Deep Learning with Spectrograms – Audio Generation and Feature Transfer: Samuel Pierce-Davies

April 29, 2020 | 2:00 pm 3:00 pm
Online seminar (Zoom meeting ID: 98104665986)

With the Artificial Intelligence revolution well underway, numerous techniques have been developed for applying AI processes in artistic contexts. One such system is Google Deepdream, a revolutionary computer vision process. Dealing with stylistic feature transfer, Deepdream processes images, morphing them in unusual ways to better fit its understanding of what particular image features should look like (not dissimilar to how humans see faces and other shapes in clouds), resulting in ‘dreamed images’.

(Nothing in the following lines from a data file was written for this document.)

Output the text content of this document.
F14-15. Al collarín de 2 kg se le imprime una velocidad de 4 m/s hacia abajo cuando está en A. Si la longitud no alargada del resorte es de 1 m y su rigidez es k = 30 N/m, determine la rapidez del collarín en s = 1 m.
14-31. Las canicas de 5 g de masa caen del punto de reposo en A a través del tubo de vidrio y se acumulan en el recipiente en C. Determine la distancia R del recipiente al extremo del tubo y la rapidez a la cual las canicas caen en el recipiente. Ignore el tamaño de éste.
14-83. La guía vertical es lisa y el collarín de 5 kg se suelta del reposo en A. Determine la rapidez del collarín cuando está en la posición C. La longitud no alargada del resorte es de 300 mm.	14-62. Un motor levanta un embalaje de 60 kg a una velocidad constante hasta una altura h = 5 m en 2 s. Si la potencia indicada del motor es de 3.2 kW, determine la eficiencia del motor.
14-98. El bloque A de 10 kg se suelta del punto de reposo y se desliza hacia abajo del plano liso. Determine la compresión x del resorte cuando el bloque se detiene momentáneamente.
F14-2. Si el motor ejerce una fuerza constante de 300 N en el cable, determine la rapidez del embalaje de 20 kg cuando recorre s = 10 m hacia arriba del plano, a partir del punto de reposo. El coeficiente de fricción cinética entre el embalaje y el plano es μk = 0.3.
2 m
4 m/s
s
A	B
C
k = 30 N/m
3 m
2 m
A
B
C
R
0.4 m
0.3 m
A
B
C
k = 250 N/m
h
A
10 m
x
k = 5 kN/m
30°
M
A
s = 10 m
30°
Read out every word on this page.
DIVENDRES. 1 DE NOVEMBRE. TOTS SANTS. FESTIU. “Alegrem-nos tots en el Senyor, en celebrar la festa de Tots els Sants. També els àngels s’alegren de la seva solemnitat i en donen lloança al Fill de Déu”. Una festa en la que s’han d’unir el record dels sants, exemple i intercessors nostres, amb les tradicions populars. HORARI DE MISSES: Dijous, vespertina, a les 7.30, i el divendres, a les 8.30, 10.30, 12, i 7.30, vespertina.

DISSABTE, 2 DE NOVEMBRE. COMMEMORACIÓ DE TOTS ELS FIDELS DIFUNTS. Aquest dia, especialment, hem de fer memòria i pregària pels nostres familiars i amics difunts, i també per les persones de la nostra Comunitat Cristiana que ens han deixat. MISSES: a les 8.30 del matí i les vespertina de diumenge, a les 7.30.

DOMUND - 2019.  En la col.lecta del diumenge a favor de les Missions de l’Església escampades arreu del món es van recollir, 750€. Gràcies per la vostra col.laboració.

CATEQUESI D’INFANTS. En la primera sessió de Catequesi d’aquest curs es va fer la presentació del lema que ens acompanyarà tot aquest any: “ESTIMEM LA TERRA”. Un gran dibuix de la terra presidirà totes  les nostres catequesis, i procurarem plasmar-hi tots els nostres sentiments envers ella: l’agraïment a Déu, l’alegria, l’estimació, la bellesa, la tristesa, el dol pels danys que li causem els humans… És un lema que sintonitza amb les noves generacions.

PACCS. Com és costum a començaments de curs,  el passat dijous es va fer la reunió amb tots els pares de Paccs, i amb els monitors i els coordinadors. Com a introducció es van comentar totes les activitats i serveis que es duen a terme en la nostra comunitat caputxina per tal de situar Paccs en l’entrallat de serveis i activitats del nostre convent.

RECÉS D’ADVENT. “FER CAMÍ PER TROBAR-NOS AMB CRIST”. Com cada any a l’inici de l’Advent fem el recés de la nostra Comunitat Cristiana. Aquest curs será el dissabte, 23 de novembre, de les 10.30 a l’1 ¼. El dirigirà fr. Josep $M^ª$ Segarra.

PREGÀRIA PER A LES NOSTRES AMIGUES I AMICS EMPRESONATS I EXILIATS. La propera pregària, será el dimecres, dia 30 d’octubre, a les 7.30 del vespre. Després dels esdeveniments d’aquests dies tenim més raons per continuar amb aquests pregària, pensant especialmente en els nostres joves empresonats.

My project is concerned with applying a similar process to sound, to produce ‘dreamed audio’. This has involved research into cutting-edge Deep Learning feature classification systems, which are most usually designed with images in mind as their training data. During this research, I reasoned: why not train them on images of sound? I have since been working with spectrograms — visual representations of the frequencies that make up a particular sound and how these change over time — taking Google’s NSynth machine learning dataset of individual instrumental notes and generating spectrograms from these. I am now experimenting with some initial tests regarding generation of new sounds from this dataset, making use of Convolutional Neural Networks (CNNs) and Generative Adversarial Networks (GANs).